Torna Aleksei Balabanov (Brothers, Il fratello più grande) con un film macabro, feroce, intollerabile, probabilmente unico, di certo uno dei migliori in circolazione. Cargo 200 non è una discesa all’inferno, o perlomeno lo è solo in un senso superficiale. Quello che si sta tentando di dire è che non c’è nulla nel film che somiglii ad una discesa all’inferno perché se così fosse ci sarebbe un certo approccio nella descrizione degli eventi, e invece tutto si svolge davanti ai nostri occhi come se non esistesse un prima e un dopo, un livello alto per così dire ed uno più basso, ma ci fosse solo e soltanto un livello sul quale i personaggi sono collocati. Qualcuno ha citato a proposito del film il tag de La notte dei morti viventi che lapidario affermava “Quando non ci sarà più posto all’inferno i morti cammineranno sulla terra”, il che applicato al film è vero e falso al tempo stesso ma non perché oramai “all’inferno solo posti in piedi e pure questi stanno per finire”, ma perché stavolta i vivi e i morti camminano insieme già da moltissimo tempo e quando finiscono casualmente con l’incontrarsi non soltanto sono guai, ma sono anche guai grossi.

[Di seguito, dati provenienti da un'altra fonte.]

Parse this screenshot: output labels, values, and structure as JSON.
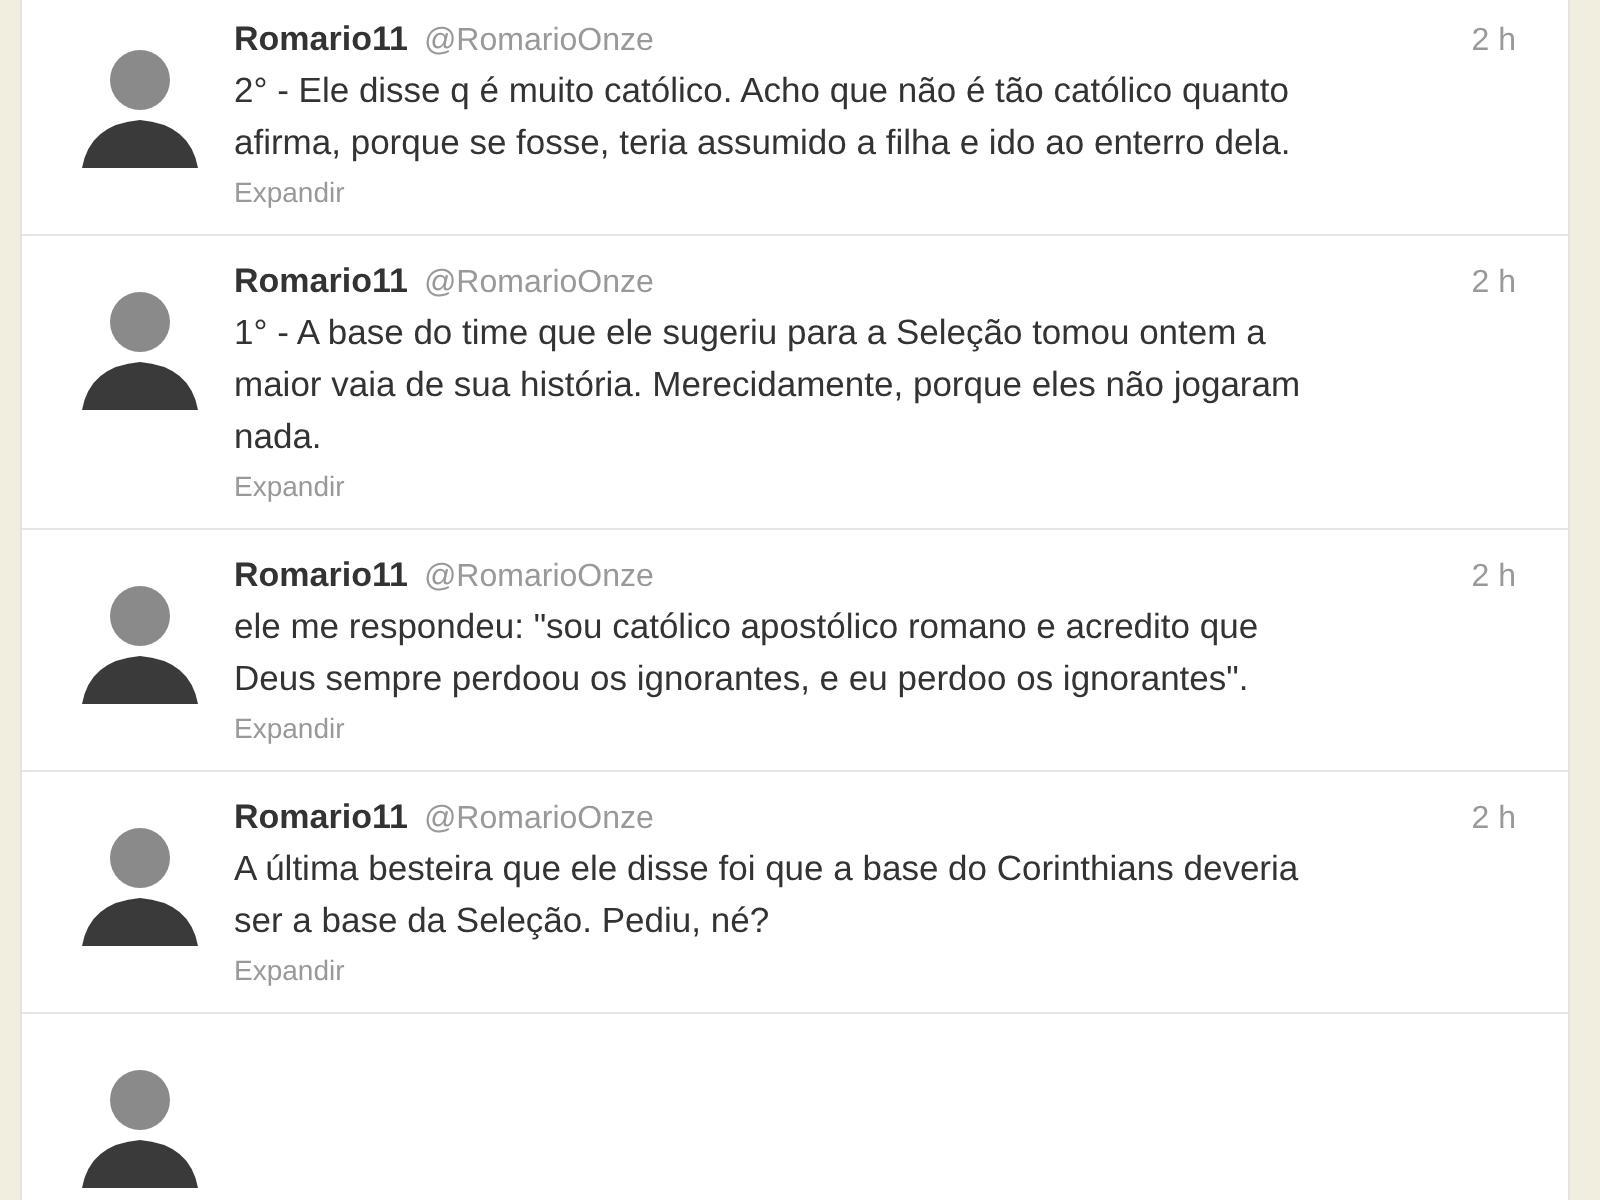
{
  "tweets": [
    {
      "name": "Romario11",
      "handle": "@RomarioOnze",
      "time": "2 h",
      "text": "2° - Ele disse q é muito católico. Acho que não é tão católico quanto\nafirma, porque se fosse, teria assumido a filha e ido ao enterro dela.",
      "action": "Expandir"
    },
    {
      "name": "Romario11",
      "handle": "@RomarioOnze",
      "time": "2 h",
      "text": "1° - A base do time que ele sugeriu para a Seleção tomou ontem a\nmaior vaia de sua história. Merecidamente, porque eles não jogaram\nnada.",
      "action": "Expandir"
    },
    {
      "name": "Romario11",
      "handle": "@RomarioOnze",
      "time": "2 h",
      "text": "ele me respondeu: \"sou católico apostólico romano e acredito que\nDeus sempre perdoou os ignorantes, e eu perdoo os ignorantes\".",
      "action": "Expandir"
    },
    {
      "name": "Romario11",
      "handle": "@RomarioOnze",
      "time": "2 h",
      "text": "A última besteira que ele disse foi que a base do Corinthians deveria\nser a base da Seleção. Pediu, né?",
      "action": "Expandir"
    }
  ]
}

C’è un ganzo di nome Valera che sembra un Fonzie sovietico che in una discoteca rimorchia Angelica, figlia di un segretario regionale del Partito Comunista Sovietico. Ubriaco fradicio la perde di vista in una catapecchia dove è andato a rifornirsi di alcool. La ragazza finisce nella mani di Zurov, un poliziotto la cui crudeltà è indicibile e pari soltanto all’impassibilità con la quale compie una nefandezza dopo l’altra. Sempre nella stessa catapecchia si trova a passare, ma in tempi diversi, Artem, professore di ateismo scientifico all’università di Leningrado che prima di ubriacarsi pure lui intreccia una conversazione con il proprietario della baracca ammiratore di Tommaso Campanella. Nel frattempo c’è un colonnello dell’esercito alle prese con i Cargo del titolo, cioè i voli con i quali le bare dei soldati russi caduti in Afghanistan tornano a casa…

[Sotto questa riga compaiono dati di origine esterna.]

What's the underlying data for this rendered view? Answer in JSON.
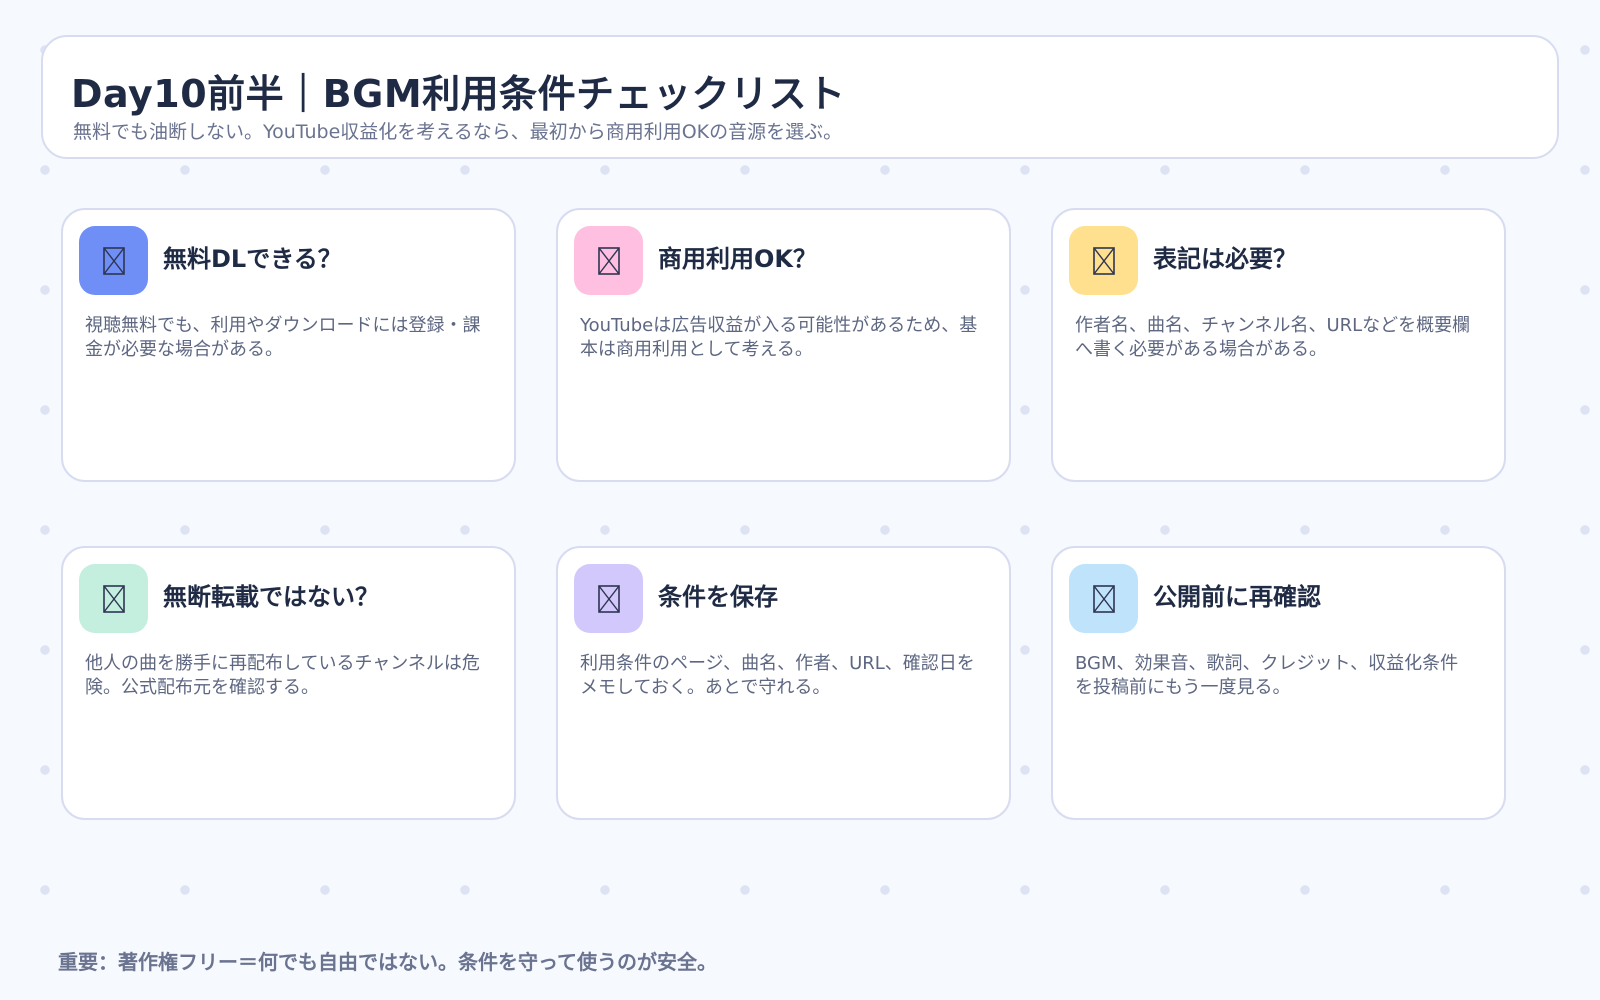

Ecco a grandi linee la miscela multifattoriale dalla quale Balabanov distilla un succo acido che volente o nolente tocca bere, un sorso ciascuno, a meno che non si preferisca abbandonare la sala prima del tempo perché sconvolti dalla ferocia di alcune scene tale da far apparire al confronto i quattro Saw e i due Hostel roba da educande.

Balabanov, per dire della sua regia, ignora o finge di ignorare il concetto di climax; piuttosto preferisce temere tutto dentro un perimetro di inquadrature pressoché identico dall’inizio alla fine. Per Balabanov riprendere un colloquio o uno stupro (con una bottiglia) è esattamente la stessa cosa da riprendere nello stesso modo: macchina fissa, leggermente in basso rispetto all’altezza sguardo, pochissimo fuori campo (tutti gli eventi importanti sono tenuti dentro …).

Sul perché di cotanto mostruoso ritratto di un gruppo di umani in un inferno è difficile dire qualcosa di preciso per cui si ci può solo azzardare ad avanzare qualche ipotesi: forse Balabanov nel raccontare di un regime in procinto di crollare, giacché il momento storico prescelto, quello del trapasso tra la vecchia URSS e quella nuova della Perestroika (in TV si vede il vecchio e malato Černenko con a fianco seduto colui che gli succederà, cioè Gorbaciov…), intende offrire attraverso una metafora del passato anche un ritratto dell’oggi. Forse qualche certezza in più si ha nel vedere che un mondo senza nessuno in grado di amministrare una giustizia degna di questo nome, è irrimediabilmente votato allo sbando, un mondo che appare come il peggiore dei mondi possibili, un mondo dove ad essere condannati a morte sono gli innocenti e dove l’esecuzione avviene a tradimento (altro che forca…) e dove l’unica giustizia concessa in definitiva è quella privata e gonfia di disperazione.

Sul finale sì, c’è un briciolo di speranza, forse una conversione, ma anche in questo caso c’è da mettersi in un angolo ed aspettare qualcuno e qualcosa che forse verrà...

Le cose non sono mai state semplici e via via che il tempo passa diventano sempre più difficili.